I suppose it is one of the challenges of solo travel.
The Spanish course I have on the iPhone is going to be mastered for South America.
Estefan. Melal Hotel
Have spent 2 days and 3 nights here. It is a slightly higher notch hotel and has BBC WS on the tv and saw the Murdochs' do their ever so humble act.
Have often heard that it is a gem of a city and wanted enough time to see it. Mette gave me a couple of names of people to look up and spent the first day just wondering around the many sites of this world heritage city. I was picked up by a guide called Esam and arranged to have a full day going around the next day.
Some familiar birds, but old and dingy...the 50p ticket seemed expensive for what they showed...out in 30 mins
These macabre exhibits seemed to attract every one the most.

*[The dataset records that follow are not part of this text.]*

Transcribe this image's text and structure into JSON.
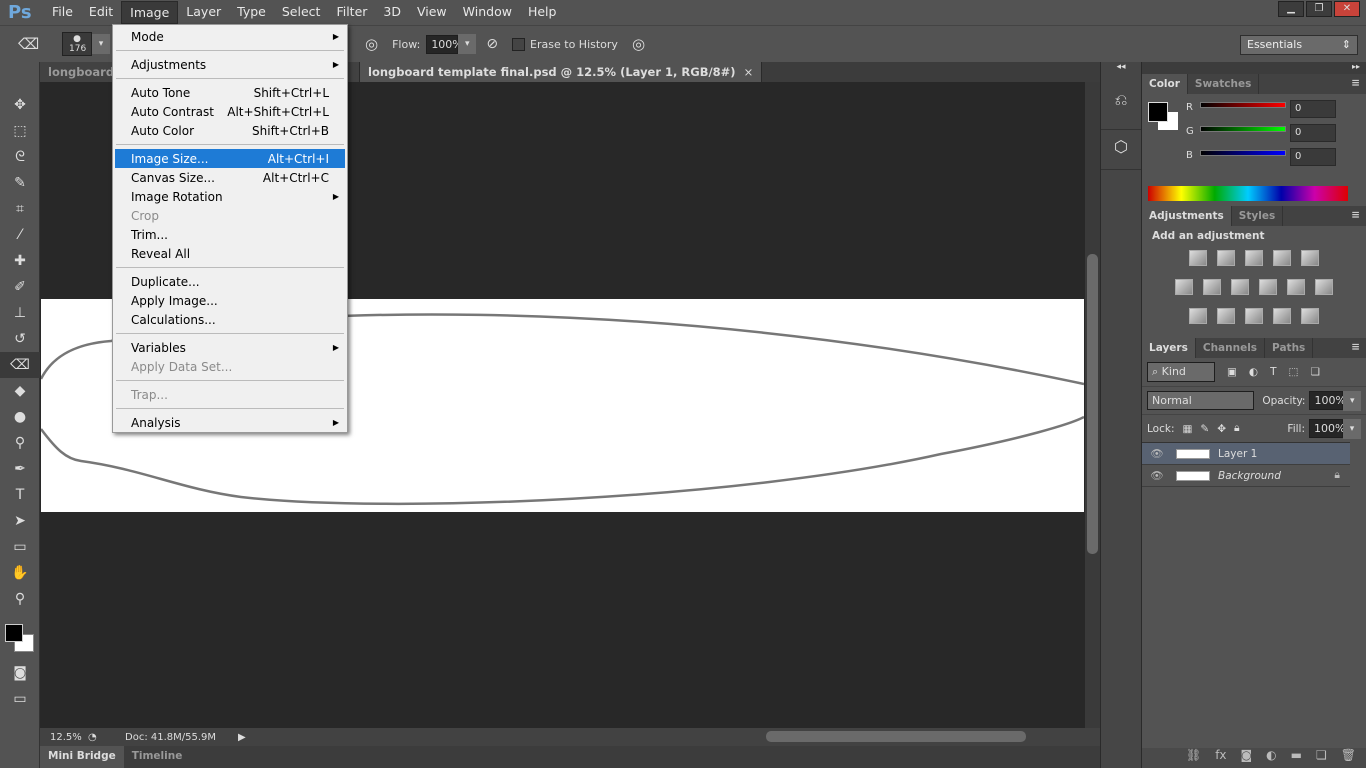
{
  "app": {
    "logo": "Ps"
  },
  "menubar": [
    "File",
    "Edit",
    "Image",
    "Layer",
    "Type",
    "Select",
    "Filter",
    "3D",
    "View",
    "Window",
    "Help"
  ],
  "window_controls": [
    "minimize",
    "restore",
    "close"
  ],
  "options": {
    "brush_size": "176",
    "flow_label": "Flow:",
    "flow_value": "100%",
    "erase_to_history": "Erase to History",
    "workspace": "Essentials"
  },
  "tabs": [
    {
      "label": "longboard t",
      "active": false
    },
    {
      "label": "longboard template final.psd @ 12.5% (Layer 1, RGB/8#)",
      "active": true
    }
  ],
  "image_menu": [
    {
      "label": "Mode",
      "submenu": true
    },
    "sep",
    {
      "label": "Adjustments",
      "submenu": true
    },
    "sep",
    {
      "label": "Auto Tone",
      "shortcut": "Shift+Ctrl+L"
    },
    {
      "label": "Auto Contrast",
      "shortcut": "Alt+Shift+Ctrl+L"
    },
    {
      "label": "Auto Color",
      "shortcut": "Shift+Ctrl+B"
    },
    "sep",
    {
      "label": "Image Size...",
      "shortcut": "Alt+Ctrl+I",
      "highlighted": true
    },
    {
      "label": "Canvas Size...",
      "shortcut": "Alt+Ctrl+C"
    },
    {
      "label": "Image Rotation",
      "submenu": true
    },
    {
      "label": "Crop",
      "disabled": true
    },
    {
      "label": "Trim..."
    },
    {
      "label": "Reveal All"
    },
    "sep",
    {
      "label": "Duplicate..."
    },
    {
      "label": "Apply Image..."
    },
    {
      "label": "Calculations..."
    },
    "sep",
    {
      "label": "Variables",
      "submenu": true
    },
    {
      "label": "Apply Data Set...",
      "disabled": true
    },
    "sep",
    {
      "label": "Trap...",
      "disabled": true
    },
    "sep",
    {
      "label": "Analysis",
      "submenu": true
    }
  ],
  "status": {
    "zoom": "12.5%",
    "doc": "Doc: 41.8M/55.9M"
  },
  "bottom_tabs": [
    "Mini Bridge",
    "Timeline"
  ],
  "color_panel": {
    "tabs": [
      "Color",
      "Swatches"
    ],
    "channels": [
      {
        "label": "R",
        "value": "0",
        "color": "#ff0000"
      },
      {
        "label": "G",
        "value": "0",
        "color": "#00ff00"
      },
      {
        "label": "B",
        "value": "0",
        "color": "#0000ff"
      }
    ]
  },
  "adjustments_panel": {
    "tabs": [
      "Adjustments",
      "Styles"
    ],
    "heading": "Add an adjustment"
  },
  "layers_panel": {
    "tabs": [
      "Layers",
      "Channels",
      "Paths"
    ],
    "filter": "Kind",
    "blend_mode": "Normal",
    "opacity_label": "Opacity:",
    "opacity": "100%",
    "lock_label": "Lock:",
    "fill_label": "Fill:",
    "fill": "100%",
    "layers": [
      {
        "name": "Layer 1",
        "selected": true
      },
      {
        "name": "Background",
        "locked": true
      }
    ]
  }
}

These 2 were the only exhibits that the Art show of advertising students had and class...in my opinion
The Car one is a photo of an undamaged car, but crumpled to make it look smashed up.
The tour around the sites with Esfahan with xxx ( not going to put his name here for reasons you will see) was a fun day, as much in what I found out about his life and dreams, as the spectacles of the city, which were numerous and great and photos will tell their stories.
Ferdosi Bridge, 1 of 5 crossing the Zayandeh
Taj al-Molk Dome, maybe the finest brick Dome ever
XXX sending a love message no doubt
Chehelsotoon Museum Murals; Wars
Chehelsotoon Museum Murals; Parties
Lotfollah Mosque...probably the prettiest of all.
Taken with a image joining device on the Camera, not convinced
Lotfollah Mosque
Imam Mosque
He is a 28 year old highly qualified in numerous languages and business courses. He and some pals run their own carpet shop, and he does some guiding when they are quiet. He lives at home with his highly religious parents, as everyone does till they get married. He has never had a girlfriend to speak of, that went beyond a kiss. Again this is pretty much the norm till you marry.
We got to this conversation after I told him about the trip I am doing, and he sort of joked about having a girl in every country. I brushed it of and quipped that maybe a few years back as a younger man I might have had a go. He sort of cried out that he was so unhappy that as a young man he, like all his friends, were deprived of sex and knowing that the world over it was pretty much going on. I had to put him right about western girls didn't think of sex in quite the same way as men do, and there was a process to relationships that could fail at any stage before the bedroom....more often than not. I think he was rather disappointed that the average number of partners in the west for boys and girls was about 6, so there were many who just had 1 or 2 in their lives. So sexual frustration was a world wide phenomena and his experience was probably akin to my parents generation. Then people just got married much younger as a way to satisfy these natural force.
Did he not have girl-pals that he discussed this with I asked, but it was just not something he has or could. I would love to have that conversation with a local girl here, but there is hardly any eye contact, and a conversation of that nature seem as likely as flying carpets.
I had been developing this theory, before I met him, that the men and women here were rather like avian species, as a lot of the blokes do themselves up like peacocks, that would have them at home along Old Compton Street in Soho, whilst the girls are veiled. XXX liked this theory and thought it about right, although he dressed pretty straight and the girls are beginning to show more hair and face, and their true beauty is abundant, but still under wraps.
I once had a few dates with a girl called Scheherazade who I had met at a wedding a few years back in London, she was half Iranian and a complete knockout. Alas it did not go beyond a few kisses either, but the preparation for this land of beauties was started.
When questioned it was more of a social revolution that he prayed for, rather than anything vicious, but he wants it now and was happy to take to the streets and follow, but not lead it.